The Village Teacher and Other Stories
Theodore Odrach (1912-1964) was born in Belarus but at age nine was arrested for a petty crime and sent to a reform school in Lithuania. Released at 18, he entered Vilnius University and studied philosophy and ancient history. With the Soviet invasion of 1939 he returned to Belarus, was appointed headmaster of a village school in the territory newly annexed from Poland, and tasked with transforming the school into a Soviet one. He soon fell under suspicion and was imprisoned on trumped up charges. He managed to escape and ultimately made his way to Canada.
His books were banned in the Soviet Union. The 22 stories in this collection are set in Eastern Europe during the tumultuous years of WWII, with its chaotic advances and retreats, the population caught between the Germans coming from the west and the Russians coming from the east, not to mention the Americans, Poles, Ukrainians and partisans all in their turn passing through. The stories are varied, full of empathy and understanding for all those involved in conflict.
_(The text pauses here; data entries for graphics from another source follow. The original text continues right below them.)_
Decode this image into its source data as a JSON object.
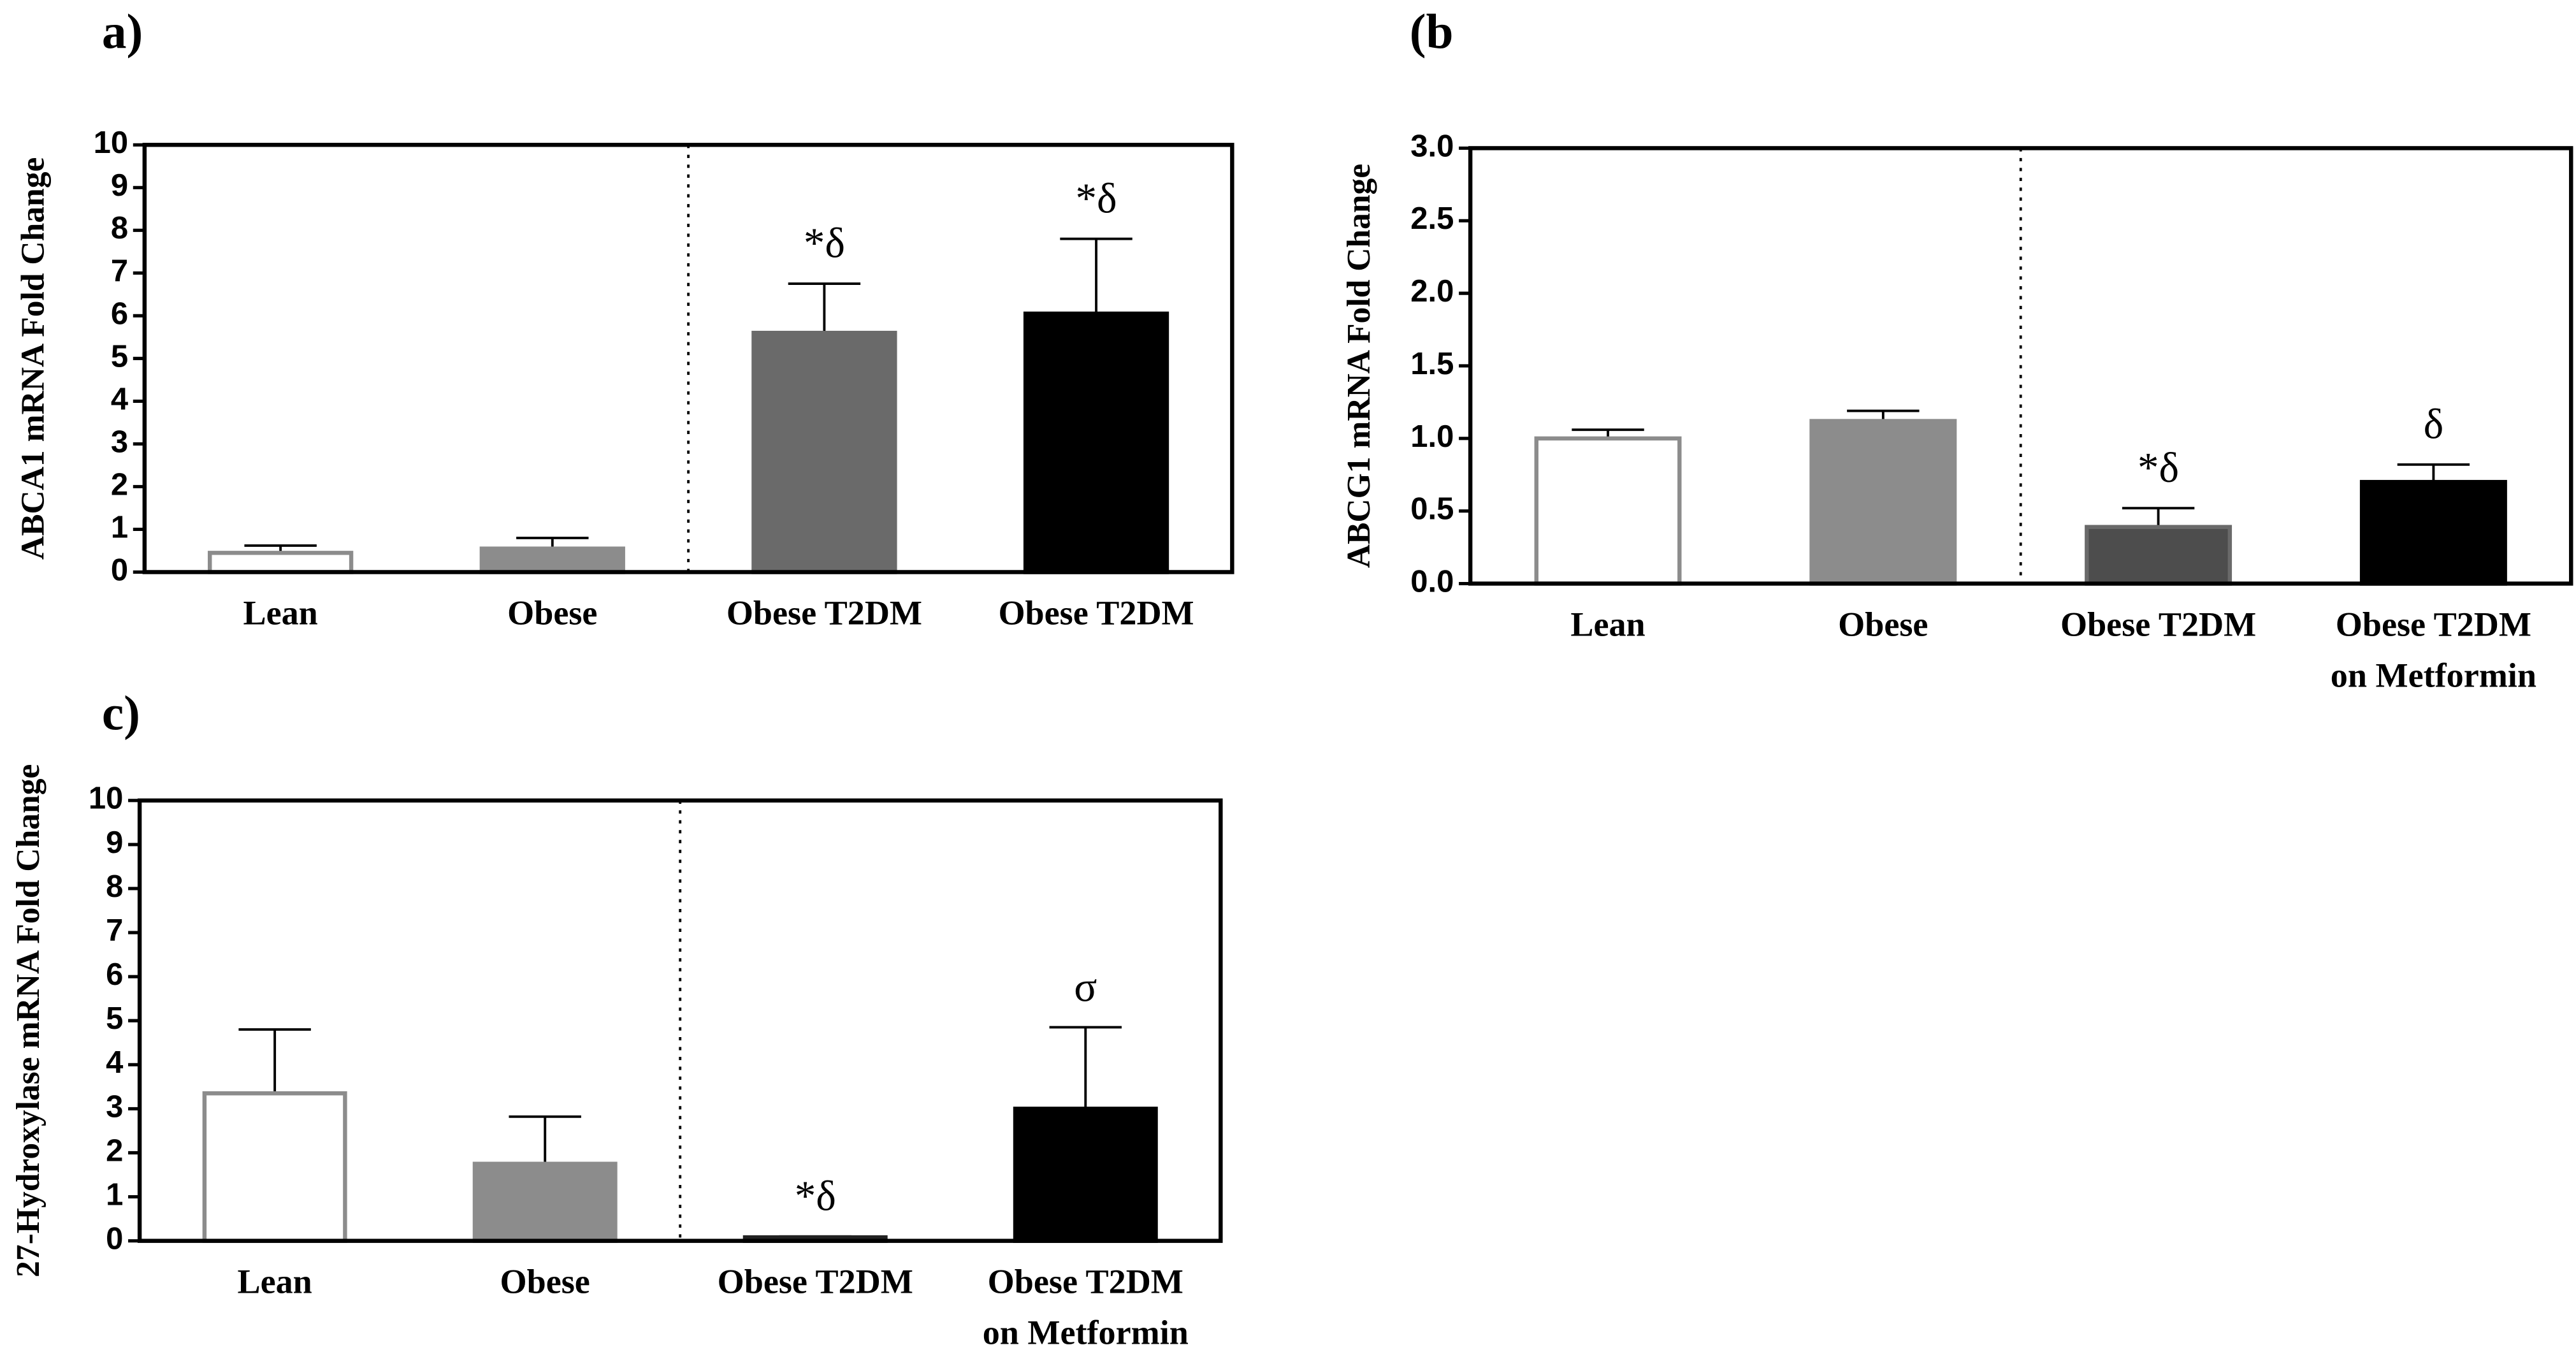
{
  "chart_data": [
    {
      "type": "bar",
      "title": "a)",
      "ylabel": "ABCA1 mRNA Fold Change",
      "categories": [
        [
          "Lean"
        ],
        [
          "Obese"
        ],
        [
          "Obese T2DM"
        ],
        [
          "Obese T2DM"
        ]
      ],
      "values": [
        0.45,
        0.55,
        5.6,
        6.05
      ],
      "errors": [
        0.17,
        0.25,
        1.15,
        1.75
      ],
      "annotations": [
        null,
        null,
        "*δ",
        "*δ"
      ],
      "colors": [
        "#ffffff",
        "#8c8c8c",
        "#6a6a6a",
        "#000000"
      ],
      "edge_colors": [
        "#8c8c8c",
        "#8c8c8c",
        "#6a6a6a",
        "#000000"
      ],
      "ylim": [
        0,
        10
      ],
      "yticks": [
        0,
        1,
        2,
        3,
        4,
        5,
        6,
        7,
        8,
        9,
        10
      ]
    },
    {
      "type": "bar",
      "title": "(b",
      "ylabel": "ABCG1 mRNA Fold Change",
      "categories": [
        [
          "Lean"
        ],
        [
          "Obese"
        ],
        [
          "Obese T2DM"
        ],
        [
          "Obese T2DM",
          "on Metformin"
        ]
      ],
      "values": [
        1.0,
        1.12,
        0.39,
        0.7
      ],
      "errors": [
        0.06,
        0.07,
        0.13,
        0.12
      ],
      "annotations": [
        null,
        null,
        "*δ",
        "δ"
      ],
      "colors": [
        "#ffffff",
        "#8c8c8c",
        "#4d4d4d",
        "#000000"
      ],
      "edge_colors": [
        "#8c8c8c",
        "#8c8c8c",
        "#6a6a6a",
        "#000000"
      ],
      "ylim": [
        0,
        3
      ],
      "yticks": [
        {
          "value": 0,
          "label": "0.0"
        },
        0.5,
        {
          "value": 1,
          "label": "1.0"
        },
        1.5,
        {
          "value": 2,
          "label": "2.0"
        },
        2.5,
        {
          "value": 3,
          "label": "3.0"
        }
      ]
    },
    {
      "type": "bar",
      "title": "c)",
      "ylabel": "27-Hydroxylase mRNA Fold Change",
      "categories": [
        [
          "Lean"
        ],
        [
          "Obese"
        ],
        [
          "Obese T2DM"
        ],
        [
          "Obese T2DM",
          "on Metformin"
        ]
      ],
      "values": [
        3.35,
        1.75,
        0.08,
        3.0
      ],
      "errors": [
        1.45,
        1.07,
        0.02,
        1.85
      ],
      "annotations": [
        null,
        null,
        "*δ",
        "σ"
      ],
      "colors": [
        "#ffffff",
        "#8c8c8c",
        "#222222",
        "#000000"
      ],
      "edge_colors": [
        "#8c8c8c",
        "#8c8c8c",
        "#222222",
        "#000000"
      ],
      "ylim": [
        0,
        10
      ],
      "yticks": [
        0,
        1,
        2,
        3,
        4,
        5,
        6,
        7,
        8,
        9,
        10
      ]
    }
  ]
}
Some of the stories are brutal indeed. “The Death Pits” deals with the NKVD HQ in a small town, a place of interrogation, torture and execution. In “Benny’s Story,” we see how cruelty and ruthlessness are not limited to the “bad guys”. In contrast, “The Pomeranian” is a tender tale of an elderly woman and her drunken lodger, two lonely people who never manage to connect. Occasionally a supernatural element creeps in. In “Crane Dance” a little boy sees an apparition just before losing his mother. The style in all the stories is spare and unadorned, and in total they are a sensitive, psychologically acute and realistic exploration of the times. Cataclysmic events are placed alongside everyday ones to great effect, and each and every one speaks to the reader.